After time spent traveling, Woodberry enrolled at Fuller Theological Seminary where he would create the International Studies Program, and eventually arrive at the American University of Beirut where he would begin his formal training in Islamic Studies under Arab Christian scholars and other notable personalities such as St John Philby. It was here in Beirut that Woodberry would eventually find his future wife, Roberta Smith, who was studying at the Beirut College for Women. Woodberry received a Masters of Divinity from Fuller, and an MA from the American University of Beirut. While in the Middle East, he also had the opportunity to study with scholars of Islam and Christian-Muslim relations such as Kenneth Cragg and Daud Rahbar.

== Harvard Years ==

Smith and Woodberry married and moved to Cambridge, Massachusetts, where their first two sons (John and Bob) were born, while Woodberry continued his education at Harvard University. It was here in Massachusetts that Woodberry began his ministry to international students, as a staff member at Park Street Church where Harold Ockenga served as pastor. At Harvard, Woodberry studied under leading scholars in the field of Islamic studies including Sir Hamilton Gibb, George Makdisi, Wilfred Cantwell Smith, Seyyed Hossein Nasr, and Annemarie Schimmel. His field of study, Islamic Fundamentalism, was seen as a topic of little value at that time. Woodberry would graduate from Harvard in 1968, having completed his Ph.D. in Islamic Studies and writing his dissertation on "Hassan al-Banna's Articles of Belief."

== Pakistan, Afghanistan, and Saudi Arabia ==

After the Harvard years, Woodberry and his family moved to Pakistan with the support of the Presbyterian Program Agency of the United Presbyterian Church in the U.S.A. It was here that their third and final son, David, was born. During a time of ministry in Kabul, Afghanistan, Woodberry acted as an advocate for two Pakistani missionaries who had been incarcerated for handing out the Gospel of Luke. Due to Woodberry's knowledge of the Qur'an, he was able to develop an argument that would be accepted by the Muslim authorities and subsequently secured the release of the missionaries. It was due to this incident with the law that Woodberry began to further develop his thoughts regarding Christian ethics, specifically the limitations of government imposed law when it contradicts Christian commandments.
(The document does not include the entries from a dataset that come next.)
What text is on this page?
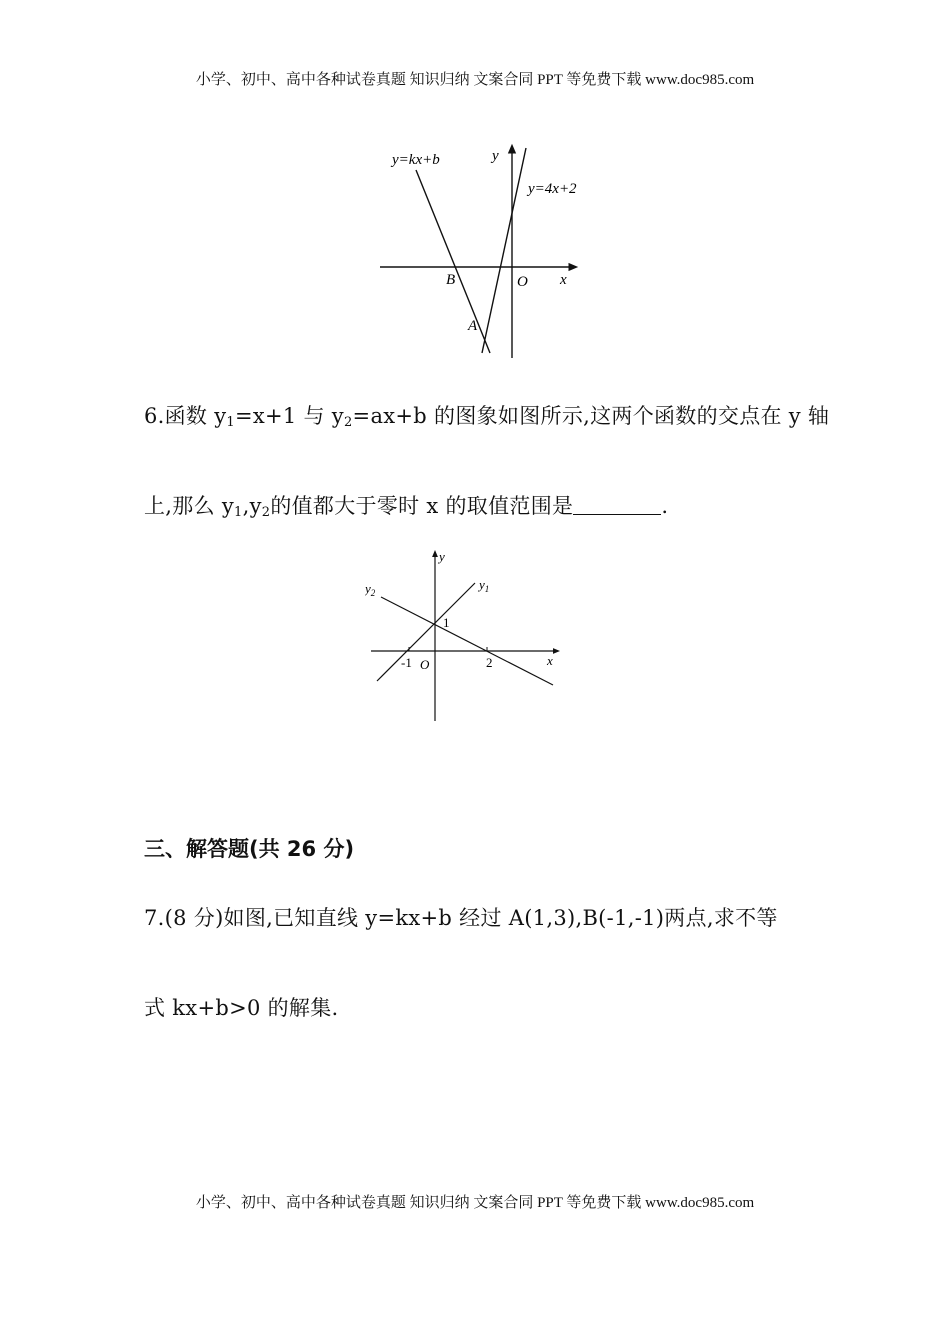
小学、初中、高中各种试卷真题 知识归纳 文案合同 PPT 等免费下载 www.doc985.com
y=kx+b
y=4x+2
y
x
O
B
A
6.函数 $y_1=x+1$ 与 $y_2=ax+b$ 的图象如图所示,这两个函数的交点在 y 轴
上,那么 $y_1,y_2$的值都大于零时 x 的取值范围是	.
y
x
$y_1$
$y_2$
1
-1 O	2
三、解答题(共 26 分)
7.(8 分)如图,已知直线 y=kx+b 经过 A(1,3),B(-1,-1)两点,求不等
式 kx+b>0 的解集.
小学、初中、高中各种试卷真题 知识归纳 文案合同 PPT 等免费下载 www.doc985.com
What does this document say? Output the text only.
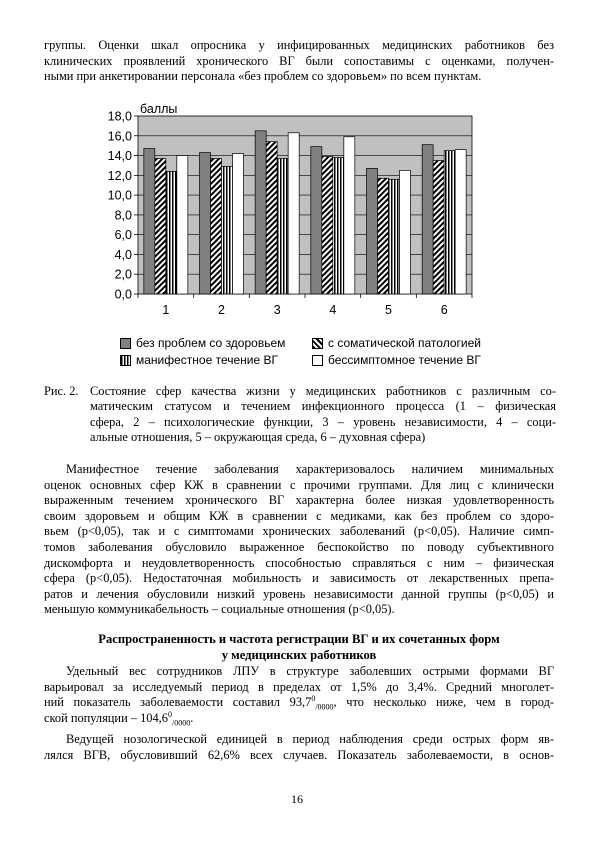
группы. Оценки шкал опросника у инфицированных медицинских работников без
клинических проявлений хронического ВГ были сопоставимы с оценками, получен-
ными при анкетировании персонала «без проблем со здоровьем» по всем пунктам.
0,0
2,0
4,0
6,0
8,0
10,0
12,0
14,0
16,0
18,0
1	2	3	4	5	6
баллы
без проблем со здоровьем	с соматической патологией
манифестное течение ВГ	бессимптомное течение ВГ
Рис. 2. Состояние сфер качества жизни у медицинских работников с различным со-
матическим статусом и течением инфекционного процесса (1 – физическая
сфера, 2 – психологические функции, 3 – уровень независимости, 4 – соци-
альные отношения, 5 – окружающая среда, 6 – духовная сфера)
Манифестное течение заболевания характеризовалось наличием минимальных
оценок основных сфер КЖ в сравнении с прочими группами. Для лиц с клинически
выраженным течением хронического ВГ характерна более низкая удовлетворенность
своим здоровьем и общим КЖ в сравнении с медиками, как без проблем со здоро-
вьем (р<0,05), так и с симптомами хронических заболеваний (р<0,05). Наличие симп-
томов заболевания обусловило выраженное беспокойство по поводу субъективного
дискомфорта и неудовлетворенность способностью справляться с ним – физическая
сфера (р<0,05). Недостаточная мобильность и зависимость от лекарственных препа-
ратов и лечения обусловили низкий уровень независимости данной группы (р<0,05) и
меньшую коммуникабельность – социальные отношения (р<0,05).
Распространенность и частота регистрации ВГ и их сочетанных форм
у медицинских работников
Удельный вес сотрудников ЛПУ в структуре заболевших острыми формами ВГ
варьировал за исследуемый период в пределах от 1,5% до 3,4%. Средний многолет-
ний показатель заболеваемости составил $93,7^0_{/0000}$, что несколько ниже, чем в город-
ской популяции – $104,6^0_{/0000}$.
Ведущей нозологической единицей в период наблюдения среди острых форм яв-
лялся ВГВ, обусловивший 62,6% всех случаев. Показатель заболеваемости, в основ-
16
From here, Woodberry continued to Saudi Arabia where he pastored a substantial church before being shut down by the government. Again, Woodberry used Muslim writings, a letter from the Islamic prophet, Muhammad about the Christians of Najran that allowed priests or pastors to continue in ministry as long as they paid the jizya, to eventually see the house churches re-opened. Eventually, with his family in mind, Woodberry returned to America to teach at Reformed Bible College (now Kuyper College) in Grand Rapids.
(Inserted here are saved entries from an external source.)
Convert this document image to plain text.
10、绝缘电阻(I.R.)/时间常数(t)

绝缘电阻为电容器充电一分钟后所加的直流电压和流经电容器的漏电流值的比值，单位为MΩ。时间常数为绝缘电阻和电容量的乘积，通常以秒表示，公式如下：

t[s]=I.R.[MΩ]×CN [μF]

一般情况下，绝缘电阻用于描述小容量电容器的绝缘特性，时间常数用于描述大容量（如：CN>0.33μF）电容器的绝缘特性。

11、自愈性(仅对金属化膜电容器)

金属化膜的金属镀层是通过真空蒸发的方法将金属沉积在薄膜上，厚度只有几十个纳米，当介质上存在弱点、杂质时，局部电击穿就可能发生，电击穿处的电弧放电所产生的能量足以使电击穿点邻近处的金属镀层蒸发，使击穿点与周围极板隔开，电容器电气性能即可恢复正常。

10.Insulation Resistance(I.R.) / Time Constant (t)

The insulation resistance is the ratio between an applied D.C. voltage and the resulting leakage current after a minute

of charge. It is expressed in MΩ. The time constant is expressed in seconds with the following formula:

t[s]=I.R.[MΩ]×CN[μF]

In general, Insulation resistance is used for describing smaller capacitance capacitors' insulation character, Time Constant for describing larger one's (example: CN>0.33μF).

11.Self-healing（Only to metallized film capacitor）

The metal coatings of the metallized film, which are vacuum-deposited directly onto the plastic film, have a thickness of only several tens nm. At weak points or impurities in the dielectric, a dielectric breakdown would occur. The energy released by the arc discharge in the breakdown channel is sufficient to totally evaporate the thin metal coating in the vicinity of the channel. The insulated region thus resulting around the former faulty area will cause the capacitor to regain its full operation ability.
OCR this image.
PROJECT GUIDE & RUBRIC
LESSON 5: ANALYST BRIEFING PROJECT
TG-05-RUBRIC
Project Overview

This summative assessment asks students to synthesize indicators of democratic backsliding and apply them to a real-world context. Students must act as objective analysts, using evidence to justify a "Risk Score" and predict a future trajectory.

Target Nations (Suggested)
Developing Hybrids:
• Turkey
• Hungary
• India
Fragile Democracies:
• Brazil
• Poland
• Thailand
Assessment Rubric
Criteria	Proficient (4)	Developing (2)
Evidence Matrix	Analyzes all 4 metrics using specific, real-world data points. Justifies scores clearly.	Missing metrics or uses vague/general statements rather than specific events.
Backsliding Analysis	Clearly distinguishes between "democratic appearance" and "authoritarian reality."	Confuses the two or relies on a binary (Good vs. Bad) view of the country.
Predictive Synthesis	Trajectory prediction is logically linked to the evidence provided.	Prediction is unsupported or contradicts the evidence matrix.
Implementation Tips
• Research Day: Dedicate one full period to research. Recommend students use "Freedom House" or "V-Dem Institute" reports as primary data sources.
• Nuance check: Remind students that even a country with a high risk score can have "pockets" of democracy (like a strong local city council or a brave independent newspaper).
== Zwemer Institute and further time at Fuller ==

From Grand Rapids, Woodberry moved to California, where he accepted a joint teaching position with the Zwemer Institute (now known as the Zwemer Center) and Fuller Theological Seminary. After some years of teaching, and initial reluctance, Woodberry accepted the deanship of Fuller's School of Intercultural Studies. Woodberry emphasizes a core curriculum containing "Word [theology of mission], World [behavioural sciences like anthropology], and Church [lessons from mission history and church growth]".

== The Woodberry Intercultural Institute ==

In the early 2020's a group of Woodberry's former graduate students and other Evangelical scholars influenced by Woodberry began work on forming a "Woodberry Institute" dedicated to "carrying forward the legacy of J. Dudley Woodberry in promoting the kind of respectful mutual understanding and rigorous scholarship that advances peace between Muslims and Christians and equips Christians to be faithful witnesses to the love of Jesus Christ in their relationships with Muslim friends and partners." This group of scholars decided to rename and repurpose a Christian NGO led by two members of the group as the Woodberry Intercultural Institute." Dudley Woodberry's son Robert Dudley Woodberry serves on the Board of this Woodberry Institute.